The Central Bank of Kenya (CBK) has cut its projection of diaspora remittances for 2026 by Sh40 billion ($313 million) on expectations of lower inflows from the Middle East due to the war in Iran and recently introduced transaction taxes in Saudi Arabia.
CBK Governor Kamau Thugge said that the apex bank is now anticipating inflows of $5.1 billion (Sh659 billion) this year, which would represent a 1.4 percent increase compared to the $5.04 billion (Sh651 billion) Kenyans sent home in 2025.
At the beginning of the year, the CBK had a higher growth projection of 6 percent for 2026, putting the expected inflows at $5.42 billion (Sh699.9 billion) for the year.
The CBK said that the war in the Middle East pitting the US and Israel against Iran is now threatening flows from the region, which accounts for about 10 percent of Kenya’s annual remittance inflows, hence the downward revision.
The increased recruitment of Kenyan workers into the Gulf region has boosted diaspora remittance flows from Saudi Arabia, the UAE and Qatar.
The Iran war has however disrupted the economies of the Gulf countries, and slowed down new immigration into the region. It has also raised the prospect of slower economic growth globally due to a spike in energy prices.
“We expect a slight deceleration because of the direct impact (of the conflict) on the remittances from the Gulf area where about 10 percent of our inflows come from. But there are also potentially indirect effects arising from the possible economic growth slowdown in other countries, for example the US,” said Dr Thugge.
Diaspora remittances remain the biggest source of foreign exchange for Kenya, ahead of tourism receipts and agriculture exports, and a key contributor to the country’s current account which measures the balance between forex inflows and outflows.
The US is Kenya’s largest source market of remittance dollars, with its 2025 volumes of $2.73 billion (Sh352.6 billion) accounting for 54.2 percent of total flows.

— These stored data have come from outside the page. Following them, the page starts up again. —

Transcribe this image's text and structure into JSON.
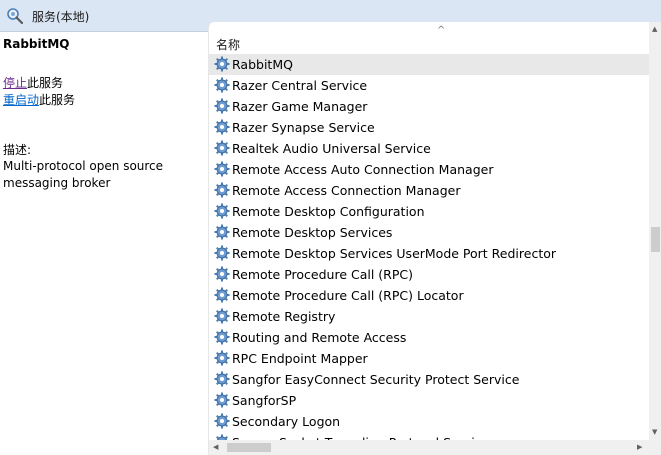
{
  "window": {
    "title": "服务(本地)",
    "title_icon": "services-magnifier-icon"
  },
  "left_pane": {
    "service_name": "RabbitMQ",
    "stop_link": "停止",
    "stop_suffix": "此服务",
    "restart_link": "重启动",
    "restart_suffix": "此服务",
    "description_label": "描述:",
    "description": "Multi-protocol open source messaging broker"
  },
  "list": {
    "column_header": "名称",
    "sort_indicator": "^",
    "row_icon": "gear-icon",
    "selected_index": 0,
    "rows": [
      "RabbitMQ",
      "Razer Central Service",
      "Razer Game Manager",
      "Razer Synapse Service",
      "Realtek Audio Universal Service",
      "Remote Access Auto Connection Manager",
      "Remote Access Connection Manager",
      "Remote Desktop Configuration",
      "Remote Desktop Services",
      "Remote Desktop Services UserMode Port Redirector",
      "Remote Procedure Call (RPC)",
      "Remote Procedure Call (RPC) Locator",
      "Remote Registry",
      "Routing and Remote Access",
      "RPC Endpoint Mapper",
      "Sangfor EasyConnect Security Protect Service",
      "SangforSP",
      "Secondary Logon",
      "Secure Socket Tunneling Protocol Service"
    ]
  },
  "colors": {
    "titlebar_bg": "#dbe6f4",
    "selected_row": "#e8e8e8",
    "link_stop": "#6b2b91",
    "link_restart": "#0066cc",
    "gear_blue": "#4a7fb8"
  }
}
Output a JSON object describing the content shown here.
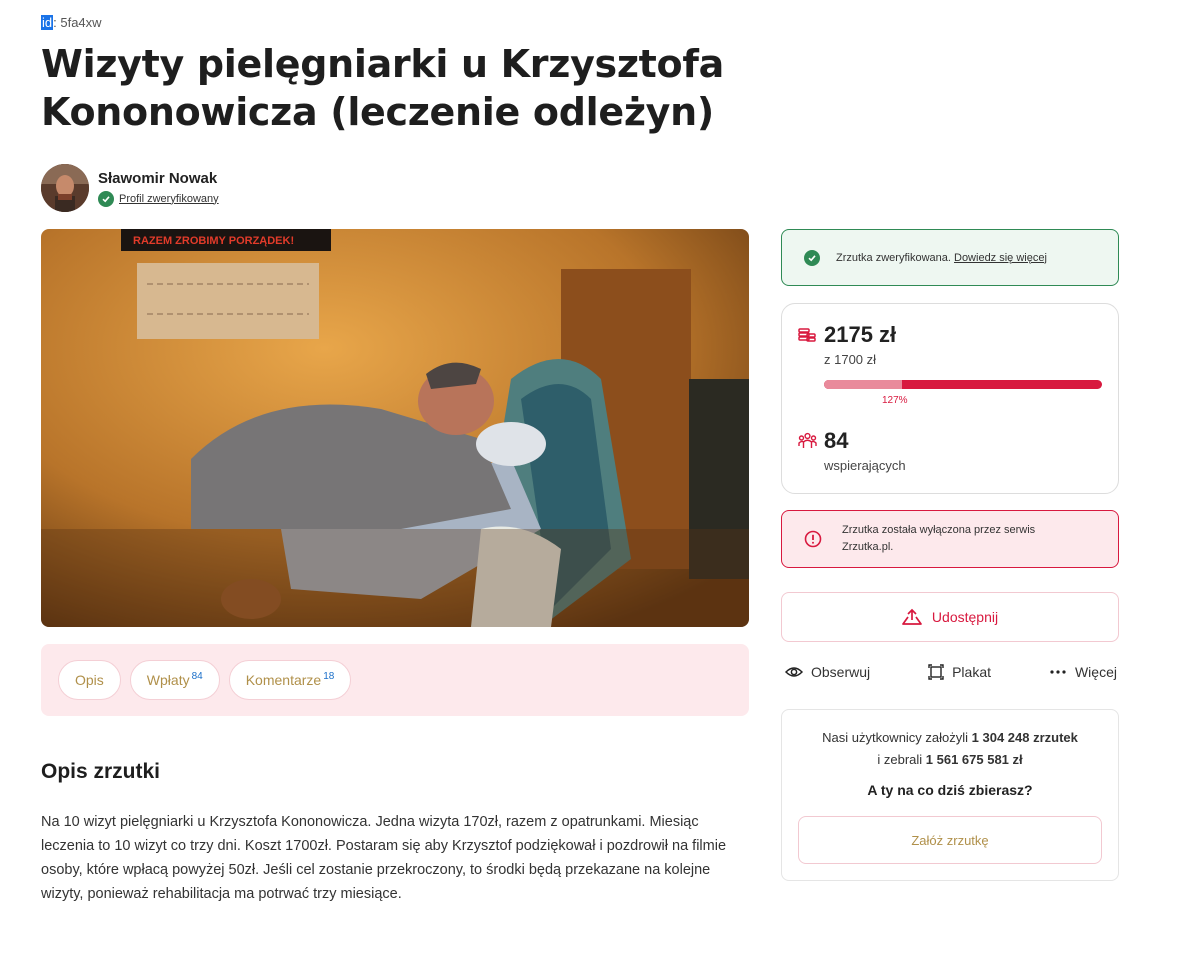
{
  "meta": {
    "id_label": "id",
    "id_value": ": 5fa4xw"
  },
  "title": "Wizyty pielęgniarki u Krzysztofa Kononowicza (leczenie odleżyn)",
  "author": {
    "name": "Sławomir Nowak",
    "verified_label": "Profil zweryfikowany"
  },
  "hero": {
    "banner_text": "RAZEM ZROBIMY PORZĄDEK!"
  },
  "tabs": [
    {
      "label": "Opis",
      "count": ""
    },
    {
      "label": "Wpłaty",
      "count": "84"
    },
    {
      "label": "Komentarze",
      "count": "18"
    }
  ],
  "description": {
    "heading": "Opis zrzutki",
    "text": "Na 10 wizyt pielęgniarki u Krzysztofa Kononowicza. Jedna wizyta 170zł, razem z opatrunkami. Miesiąc leczenia to 10 wizyt co trzy dni. Koszt 1700zł. Postaram się aby Krzysztof podziękował i pozdrowił na filmie osoby, które wpłacą powyżej 50zł. Jeśli cel zostanie przekroczony, to środki będą przekazane na kolejne wizyty, ponieważ rehabilitacja ma potrwać trzy miesiące."
  },
  "sidebar": {
    "verified_text": "Zrzutka zweryfikowana.",
    "verified_link": "Dowiedz się więcej",
    "amount": "2175 zł",
    "goal": "z 1700 zł",
    "percent_label": "127%",
    "progress_fraction": 0.28,
    "backers": "84",
    "backers_label": "wspierających",
    "disabled_line1": "Zrzutka została wyłączona przez serwis",
    "disabled_line2": "Zrzutka.pl.",
    "share_label": "Udostępnij",
    "actions": {
      "observe": "Obserwuj",
      "poster": "Plakat",
      "more": "Więcej"
    },
    "site_stats": {
      "line1_prefix": "Nasi użytkownicy założyli ",
      "line1_bold": "1 304 248 zrzutek",
      "line2_prefix": "i zebrali ",
      "line2_bold": "1 561 675 581 zł",
      "question": "A ty na co dziś zbierasz?",
      "create_label": "Załóż zrzutkę"
    }
  },
  "colors": {
    "accent": "#d8193f",
    "verified": "#2f8a55",
    "tab_bg": "#fde9ec",
    "gold_text": "#b0904a"
  },
  "icons": [
    "check-badge-icon",
    "coins-icon",
    "people-icon",
    "warning-icon",
    "share-icon",
    "eye-icon",
    "poster-icon",
    "more-icon"
  ]
}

The annual growth in volumes stood at 1.9 percent in 2025 compared to a growth of 18 percent in 2024.
The CBK primarily attributed the drop to a 25.06 percent decline in inflows from Saudi Arabia to $302.1 million (Sh39 billion) from $403.12 million (Ksh52 billion) in 2024. In the first two months of 2026, remittances grew by 1.8 percent to $824 million (Sh106.4 billion).
Saudi Arabia started enforcing value added tax on services last year, requiring money transfer platforms to chare and remit tax on transaction costs at a rate of 15 percent, effectively raising the cost of sending money to countries such as Kenya.
The country also put in place sweeping labour market reforms which disrupted wages, contract renewals and onboarding schedules for thousands of Kenyan workers, affecting their remittance behaviour and volumes.
Starting June 2025, Saudi Arabia introduced a skill-based work-permit framework which replaced the decades-old one-size-fits-all iqama system under which all foreign workers held the same residency and permit category, regardless of profession, education level or experience.
Under the new framework, foreign workers have been grouped into three categories (highly skilled, skilled and basic) that are based on academic qualification, experience, technical skills, wage bracket and age.
The top tier captured workers such as doctors, engineers and corporate executives, who are also required to have at least a bachelor’s degree and five years’ experience, while the skilled tier covers technicians, mid-level supervisors and craftsmen who are required to have vocational or secondary level education and two years’ experience.
The majority of Kenyan workers in the country however fall in the basic tier, which houses entry level and manual roles that do not carry a formal education requirement, but are age-capped at 60 years.